The idea: Vaccinate using living malaria parasites that are too weak to make people sick. It's a huge challenge, and while Wednesday's study is a small step, it illustrates the urgent quest for a powerful malaria vaccine.
Mosquito-borne malaria infects more than 200 million people worldwide every year, and kills about half a million, most of them children in Africa. Bed netting and insecticides are the chief protection.
The most advanced malaria vaccine candidate, made with pieces of the parasite, protects only about a third of children. Still, the World Health Organization plans pilot projects in Africa in 2018 to test whether the partial protection offers enough benefit for widespread use.
Hoping for better protection, a Seattle team is creating a vaccine with whole living but weakened parasites, an approach that has long worked with viruses.

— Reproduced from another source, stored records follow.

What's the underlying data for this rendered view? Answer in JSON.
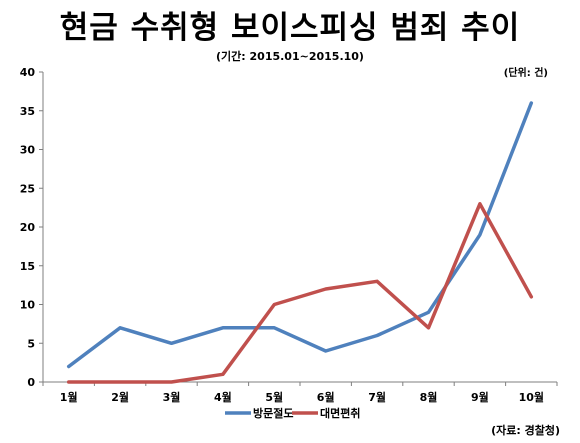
{
  "chart_data": {
    "type": "line",
    "title": "현금 수취형 보이스피싱 범죄 추이",
    "subtitle": "(기간: 2015.01~2015.10)",
    "unit_note": "(단위: 건)",
    "source_note": "(자료: 경찰청)",
    "categories": [
      "1월",
      "2월",
      "3월",
      "4월",
      "5월",
      "6월",
      "7월",
      "8월",
      "9월",
      "10월"
    ],
    "series": [
      {
        "name": "방문절도",
        "color": "#4F81BD",
        "values": [
          2,
          7,
          5,
          7,
          7,
          4,
          6,
          9,
          19,
          36
        ]
      },
      {
        "name": "대면편취",
        "color": "#C0504D",
        "values": [
          0,
          0,
          0,
          1,
          10,
          12,
          13,
          7,
          23,
          11
        ]
      }
    ],
    "ylim": [
      0,
      40
    ],
    "yticks": [
      0,
      5,
      10,
      15,
      20,
      25,
      30,
      35,
      40
    ],
    "grid": false,
    "legend_position": "bottom"
  }
}
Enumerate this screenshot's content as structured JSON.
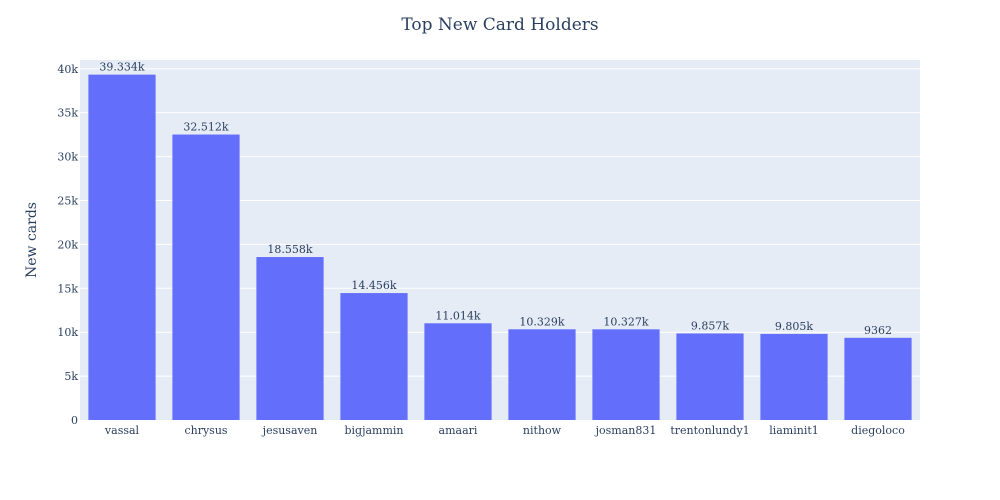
{
  "chart_data": {
    "type": "bar",
    "title": "Top New Card Holders",
    "xlabel": "",
    "ylabel": "New cards",
    "categories": [
      "vassal",
      "chrysus",
      "jesusaven",
      "bigjammin",
      "amaari",
      "nithow",
      "josman831",
      "trentonlundy1",
      "liaminit1",
      "diegoloco"
    ],
    "values": [
      39334,
      32512,
      18558,
      14456,
      11014,
      10329,
      10327,
      9857,
      9805,
      9362
    ],
    "value_labels": [
      "39.334k",
      "32.512k",
      "18.558k",
      "14.456k",
      "11.014k",
      "10.329k",
      "10.327k",
      "9.857k",
      "9.805k",
      "9362"
    ],
    "ylim": [
      0,
      41000
    ],
    "y_ticks": [
      0,
      5000,
      10000,
      15000,
      20000,
      25000,
      30000,
      35000,
      40000
    ],
    "y_tick_labels": [
      "0",
      "5k",
      "10k",
      "15k",
      "20k",
      "25k",
      "30k",
      "35k",
      "40k"
    ],
    "grid": true,
    "colors": {
      "bar": "#636efa",
      "plot_bg": "#e5ecf6",
      "grid": "#ffffff",
      "text": "#2a3f5f"
    }
  }
}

First, researchers at the Fred Hutchinson Cancer Researcher Center and the Center for Infectious Disease Research removed three genes from malaria parasites that are critical to human infection.
They grew the "genetically attenuated parasites" in mosquitoes, and vaccinated 10 healthy volunteers not with a needle but with the captive insects: For about 10 minutes, each volunteer held out an arm for roughly 150 to 200 bites. Why? Scientists don't know how to grow malaria parasites outside a mosquito's salivary glands, explained lead author Dr. James Kublin, a Fred Hutchinson researcher. If the approach pans out, one hurdle will be getting those parasites into a traditional shot.
None of the volunteers became sick with malaria, researchers reported in the journal Science Translational Medicine — although the bites caused swelling and itching. Missing key genes, the parasites couldn't multiply in the liver in order to spread. But they did spark immune system defenses capable of completely protecting mice from malaria.
Later this year, the Seattle team will test whether a small number of people given the genetically attenuated parasites really are protected when bitten by mosquitoes carrying regular malaria.
It's too soon to know whether genetically engineered parasites are a feasible approach, cautioned Dr. Ashley Birkett, director of PATH's Malaria Vaccine Initiative, who wasn't involved in the work.
But it's not the only live parasite attempt. Biotechnology company Sanaria has reported promising early results with a different way of weakening malaria, irradiating thousands of infected mosquitoes and gathering the weakened parasites out of their salivary glands.